Maximum length of projections

Question

In triangle $ABC$, $BC=115$, $AC=127$, and $AB=89$. Let $P$ be a point varying on the cirucmcircle of triangle $ABC$. Let $M$ and $N$ be the feet of the perpendiculars from $P$ to $AB$ and $AC$, respectively. Find the maximum value of the length of $MN$. Can this problem be solved using pure geometry.
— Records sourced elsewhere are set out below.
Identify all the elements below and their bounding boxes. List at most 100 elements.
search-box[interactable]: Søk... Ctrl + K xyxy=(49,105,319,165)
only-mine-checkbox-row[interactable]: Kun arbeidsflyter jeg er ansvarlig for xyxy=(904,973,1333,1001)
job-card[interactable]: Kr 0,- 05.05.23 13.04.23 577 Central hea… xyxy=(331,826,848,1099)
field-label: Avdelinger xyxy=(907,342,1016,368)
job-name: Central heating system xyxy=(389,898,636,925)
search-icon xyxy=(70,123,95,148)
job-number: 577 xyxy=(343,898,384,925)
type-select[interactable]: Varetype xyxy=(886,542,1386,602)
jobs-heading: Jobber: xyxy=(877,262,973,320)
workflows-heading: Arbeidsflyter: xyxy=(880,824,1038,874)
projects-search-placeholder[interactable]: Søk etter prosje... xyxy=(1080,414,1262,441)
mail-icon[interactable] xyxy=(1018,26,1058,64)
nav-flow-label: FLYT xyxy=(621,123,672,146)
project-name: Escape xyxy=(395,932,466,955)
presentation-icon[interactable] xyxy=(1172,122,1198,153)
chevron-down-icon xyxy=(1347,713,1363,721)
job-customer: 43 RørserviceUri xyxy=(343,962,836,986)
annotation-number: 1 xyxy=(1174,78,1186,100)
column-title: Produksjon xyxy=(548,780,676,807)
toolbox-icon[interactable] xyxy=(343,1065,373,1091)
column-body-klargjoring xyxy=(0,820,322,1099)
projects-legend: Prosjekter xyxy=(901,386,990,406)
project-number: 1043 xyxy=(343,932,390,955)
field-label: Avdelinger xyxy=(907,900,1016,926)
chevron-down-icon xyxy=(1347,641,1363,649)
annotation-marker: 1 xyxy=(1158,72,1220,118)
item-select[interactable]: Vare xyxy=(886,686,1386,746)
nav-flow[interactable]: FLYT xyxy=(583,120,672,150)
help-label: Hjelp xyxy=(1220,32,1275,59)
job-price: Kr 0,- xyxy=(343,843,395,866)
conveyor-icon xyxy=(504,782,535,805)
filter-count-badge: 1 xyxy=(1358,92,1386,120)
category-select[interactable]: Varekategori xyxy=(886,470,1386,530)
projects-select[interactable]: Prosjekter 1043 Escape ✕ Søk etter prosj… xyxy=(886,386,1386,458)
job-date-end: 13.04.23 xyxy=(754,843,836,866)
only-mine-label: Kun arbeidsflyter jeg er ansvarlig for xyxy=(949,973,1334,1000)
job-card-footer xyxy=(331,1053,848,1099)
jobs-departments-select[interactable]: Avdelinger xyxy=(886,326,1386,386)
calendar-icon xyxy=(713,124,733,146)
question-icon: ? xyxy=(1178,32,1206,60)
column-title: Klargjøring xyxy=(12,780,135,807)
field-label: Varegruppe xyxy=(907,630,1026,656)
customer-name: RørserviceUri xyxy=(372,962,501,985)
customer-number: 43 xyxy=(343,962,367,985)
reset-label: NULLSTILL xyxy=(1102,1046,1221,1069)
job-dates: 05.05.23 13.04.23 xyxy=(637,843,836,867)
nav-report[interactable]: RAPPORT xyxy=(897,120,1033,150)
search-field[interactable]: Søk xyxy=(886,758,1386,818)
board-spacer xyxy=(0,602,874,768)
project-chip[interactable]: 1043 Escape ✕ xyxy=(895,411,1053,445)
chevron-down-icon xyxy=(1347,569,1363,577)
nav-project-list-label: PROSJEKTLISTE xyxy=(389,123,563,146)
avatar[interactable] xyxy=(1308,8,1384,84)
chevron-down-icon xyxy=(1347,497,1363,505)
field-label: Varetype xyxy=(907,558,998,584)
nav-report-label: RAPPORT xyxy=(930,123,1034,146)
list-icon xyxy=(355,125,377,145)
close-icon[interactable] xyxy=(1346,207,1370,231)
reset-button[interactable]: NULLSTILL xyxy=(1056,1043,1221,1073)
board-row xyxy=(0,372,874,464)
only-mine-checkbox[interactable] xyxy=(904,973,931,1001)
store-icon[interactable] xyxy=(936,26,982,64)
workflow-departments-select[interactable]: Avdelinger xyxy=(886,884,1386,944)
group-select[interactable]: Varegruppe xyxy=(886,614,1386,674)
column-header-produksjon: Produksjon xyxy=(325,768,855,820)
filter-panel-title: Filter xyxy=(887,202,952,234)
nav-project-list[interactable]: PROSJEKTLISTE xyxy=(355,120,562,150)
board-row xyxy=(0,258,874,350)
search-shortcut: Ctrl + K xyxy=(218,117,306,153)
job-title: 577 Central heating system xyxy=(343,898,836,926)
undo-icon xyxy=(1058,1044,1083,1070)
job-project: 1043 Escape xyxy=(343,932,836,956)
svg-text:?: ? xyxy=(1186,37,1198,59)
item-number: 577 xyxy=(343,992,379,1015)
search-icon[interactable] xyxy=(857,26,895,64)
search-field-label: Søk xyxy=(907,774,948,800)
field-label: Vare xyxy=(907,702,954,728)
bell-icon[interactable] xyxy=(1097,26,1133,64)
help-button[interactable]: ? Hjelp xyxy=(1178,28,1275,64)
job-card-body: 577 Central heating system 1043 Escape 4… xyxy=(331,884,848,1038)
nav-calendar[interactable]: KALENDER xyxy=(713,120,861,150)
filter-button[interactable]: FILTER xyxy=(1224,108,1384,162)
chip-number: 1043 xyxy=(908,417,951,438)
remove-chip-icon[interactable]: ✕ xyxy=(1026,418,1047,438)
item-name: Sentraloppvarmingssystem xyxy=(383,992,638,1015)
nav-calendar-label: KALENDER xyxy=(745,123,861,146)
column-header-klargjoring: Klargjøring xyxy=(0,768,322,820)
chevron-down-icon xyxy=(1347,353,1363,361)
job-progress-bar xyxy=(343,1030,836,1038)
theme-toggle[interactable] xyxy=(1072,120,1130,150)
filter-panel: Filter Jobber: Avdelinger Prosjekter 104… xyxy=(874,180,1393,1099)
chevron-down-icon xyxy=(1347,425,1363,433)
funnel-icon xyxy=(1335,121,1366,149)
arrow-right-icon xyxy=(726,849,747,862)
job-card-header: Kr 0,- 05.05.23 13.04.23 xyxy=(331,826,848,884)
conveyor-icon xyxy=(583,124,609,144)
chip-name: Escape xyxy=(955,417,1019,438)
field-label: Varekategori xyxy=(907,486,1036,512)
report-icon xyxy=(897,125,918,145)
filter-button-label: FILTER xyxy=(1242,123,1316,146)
With analytical geometry, it is becoming big, but I think I got it.(Though I left it).

Answer 1

First apply Ptolmey's Theorem in quadrilateral $ANPM$: $$AP\cdot MN=PM\cdot AN+AM\cdot PN$$ And then in $ACPB$: $$AP\cdot BC=BP\cdot AC+PC\cdot AB$$ Divide those two to get: $$MN=\frac{PM\cdot AN+AM\cdot PN}{BP\cdot AC+PC\cdot AB}\cdot BC=r\cdot BC \tag{say}$$ Now you take up like 2 or 3 cases depending on the position of point $P$ to show that $r\le 1$. That should not be a problem, though I admit I haven't tried it myself. This'll prove that $MN$ is maximum when it coincides with $BC$.

Did you get the same result using analytic geometry? I'm not that sure about this.

EDIT: Okay so I checked with Geogebra, the answer is right.